Despite the growing, appropriate focus on recognition and acute treatment of postpartum depression as well as assessing clinical outcomes for those who suffer from postpartum mood and anxiety disorders, less attention has been given to postpartum psychosis, the most severe form of postpartum depression. It is indeed, the least common postpartum psychiatric syndrome (1 in 1,000 births) and comes to public attention when there has been a tragedy during the acute postpartum period such as maternal suicide or infanticide. In this sense, postpartum psychosis is ironically an underappreciated clinical entity across America given its severity, the effect it has on longer-term psychiatric morbidity, and its effect on children and families.
Our group at the Center for Women’s Mental Health has been interested in postpartum psychosis for years and started the Postpartum Psychosis Project in an effort to better understand the phenomenology, course, treatment, outcome, and genomic underpinnings of postpartum psychosis. Risk factors that are well established for postpartum psychosis have been described and overwhelmingly include patients with bipolar disorder. The risk for recurrent postpartum psychosis in women who have had a previous episode is as great as 75%-90% in the absence of prophylactic intervention. With that said, we are extremely interested in understanding the etiology of postpartum psychosis. Various studies over the last 5 years have looked at a whole host of psychosocial as well as neurobiologic variables that may contribute to risk for postpartum psychosis, including dysregulation of the stress axis, heightened inflammation as well as a history of child adversity and heightened experience of stress during the perinatal period.
There have also been anecdotal reports during Virtual Rounds at the Center for Women’s Mental Health of higher recent rates of postpartum psychosis manifesting during the postpartum period. This is a clinical observation and has not been systematically studied. However, one can wonder whether the experience of the pandemic has constituted a stressor for at-risk women, tipping the scales toward women becoming ill, or whether clinicians are seeing this finding more because of our ability to observe it more within the context of the pandemic.
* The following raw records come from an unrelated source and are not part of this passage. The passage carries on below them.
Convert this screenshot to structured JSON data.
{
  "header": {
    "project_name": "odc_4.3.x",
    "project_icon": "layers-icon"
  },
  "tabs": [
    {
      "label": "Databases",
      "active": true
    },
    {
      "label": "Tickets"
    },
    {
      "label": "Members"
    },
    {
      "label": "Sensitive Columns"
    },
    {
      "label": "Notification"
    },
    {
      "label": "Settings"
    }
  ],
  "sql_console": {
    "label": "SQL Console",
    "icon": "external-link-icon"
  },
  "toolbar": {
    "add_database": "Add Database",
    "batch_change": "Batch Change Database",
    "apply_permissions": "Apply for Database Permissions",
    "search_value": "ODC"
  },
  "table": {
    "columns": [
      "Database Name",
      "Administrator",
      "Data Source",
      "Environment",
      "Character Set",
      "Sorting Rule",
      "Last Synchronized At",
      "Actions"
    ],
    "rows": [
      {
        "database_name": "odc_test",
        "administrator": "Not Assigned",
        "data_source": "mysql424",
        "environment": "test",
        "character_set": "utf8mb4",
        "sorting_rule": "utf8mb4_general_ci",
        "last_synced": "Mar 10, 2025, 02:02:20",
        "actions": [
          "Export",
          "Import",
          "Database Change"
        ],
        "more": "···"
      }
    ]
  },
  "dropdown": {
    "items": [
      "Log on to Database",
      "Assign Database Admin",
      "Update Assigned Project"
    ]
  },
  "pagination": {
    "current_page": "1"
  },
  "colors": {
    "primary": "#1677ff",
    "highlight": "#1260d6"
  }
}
Precise quantification of risk for postpartum psychosis is complicated; as noted, women with bipolar disorder have a predictably high risk for getting ill during the postpartum period and many go on to have clinical courses consistent with recurrent bipolar disorder. However, there are other women who have circumscribed episodes of psychotic illness in the postpartum period who recover and are totally well without any evidence of psychiatric disorder until they have another child, at which time the risk for recurrence of postpartum psychosis is very high. Interest in developing a model of risk that could reliably predict an illness as serious as postpartum psychosis is on the minds of researchers around the world.
One recent study that highlights the multiple factors involved in risk of postpartum psychosis involved a prospective longitudinal study of a group of women who were followed across the peripartum period from the third trimester until 4 weeks postpartum. In this group, 51 women were at increased risk for postpartum psychosis based on their diagnosis of bipolar disorder, schizoaffective disorder, or a previous episode of postpartum psychosis. These women were matched with a control group with no past or current diagnosis of psychiatric disorder or family history of postpartum psychosis. The findings suggested that women at risk for postpartum psychosis who experienced a psychiatric relapse during the first 4 weeks postpartum relative to women at risk who remained well had histories of severe childhood adversity as well as biomarkers consistent with a dysregulated stress axis (a statistically higher daily cortisol level). This is consistent with other data that have implicated the complex role between psychosocial variables as well as neurobiologic variables, such as a dysregulation in the hypothalamic pituitary adrenal axis and other studies that suggest that dysregulated inflammatory status may also drive risk for postpartum psychosis (Hazelgrove K et al. Psychoneuroendocrinology. 2021 Jun. doi: 10.1016/j.psyneuen.2021.105218).
At the end of the day, postpartum psychosis is a psychiatric and obstetrical emergency. In our center, it is rare for women not to be hospitalized with this condition to ensure the safety of the mother as well as her newborn, and to also get her recompensated and functioning as quickly and as significantly as possible. However, an interesting extrapolation of the findings noted by Hazelgrove and colleagues is that it raises the question of what effective treatments might be used to mitigate risk for those at greatest risk for postpartum psychosis. For example, are there other treatments over and above the few effective ones that have been studied as prophylactic pharmacologic interventions that might mitigate risk for recurrence of an illness as serious as postpartum psychosis?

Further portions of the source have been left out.